Revue Sources

Au monde des curiosités linguistiques, je me suis souvent étonné du sens du mot espagnol «compromiso» que l’on traduit en français par «engagement» et non pas par «compromis», qui serait plus logique, compte tenu de la proximité phonétique des deux expressions. Mais cette traduction paresseuse aurait généré un sérieux contresens.

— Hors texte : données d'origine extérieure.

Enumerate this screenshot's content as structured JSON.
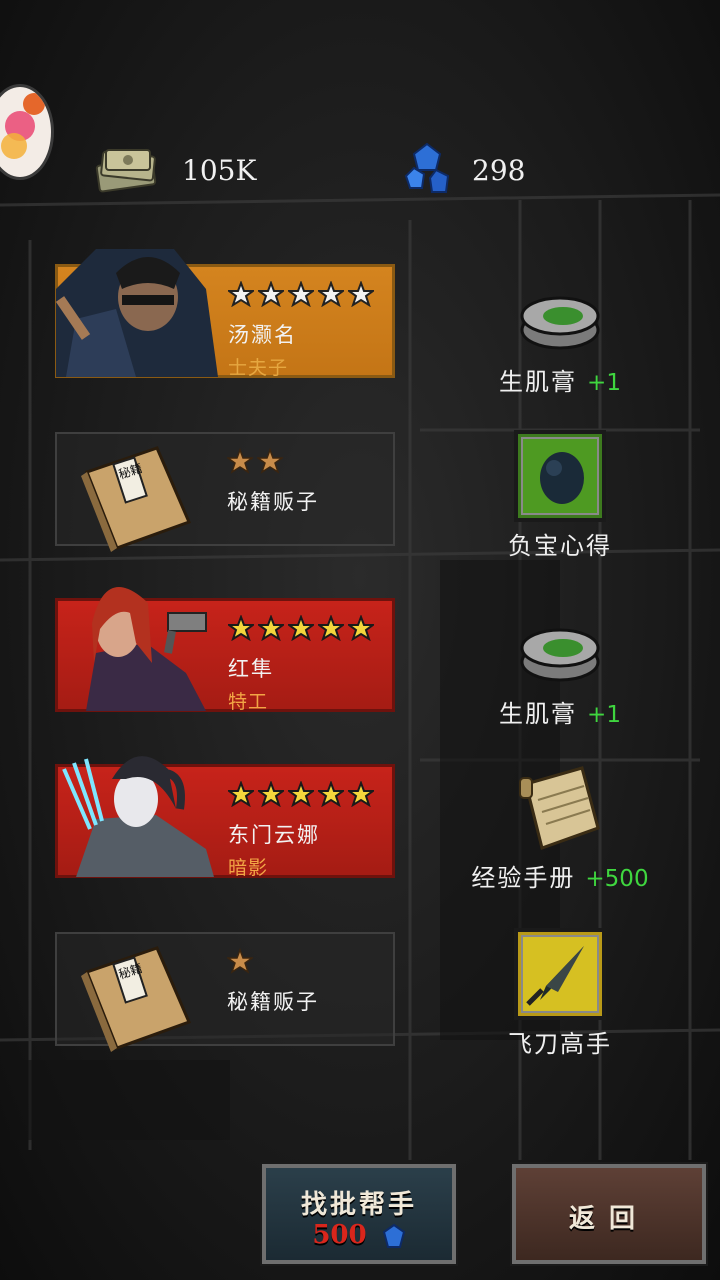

Et pourtant… Il y a tellement d’engagements qui prennent la forme d’un compromis. Ceux qui ont été longuement négociés, assortis de conditions dirimantes, comme si la crainte de signer un chèque en blanc ou parapher un contrat sans qu’il ne soit relu jusqu’à sa dernière ligne nous prenait à la gorge ou aux entrailles. En général, les humains refusent de sauter sans filet. Comme au cirque, du reste!

Dans la dernière livraison de «Sources», un lecteur semblait affirmer que la restriction mentale n’était pas rare lors de l’échange de ce fameux «oui pour la vie » proclamé sous les voûtes d’une église ou les lambris d’une mairie. On pourrait peut-être en dire autant des diverses formes d’engagement religieux, si les acteurs acceptaient de s’exprimer en toute franchise et liberté.

On veut bien promettre d’aller jusqu’au bout de la route, mais à condition de pouvoir rebrousser chemin en cas de force majeure.

Mais alors, que resterait-il de l’authenticité d’un serment juré? Un mariage, on le sait, est déclaré nul s’il a été contracté sous condition et Jésus n’accepte pas à sa suite un disciple qui négocie préalablement sa disponibilité. Conflit entre idéal et réalisme. Entre absolu et compromis. On veut bien promettre d’aller jusqu’au bout de la route, mais à condition de pouvoir rebrousser chemin en cas de force majeure.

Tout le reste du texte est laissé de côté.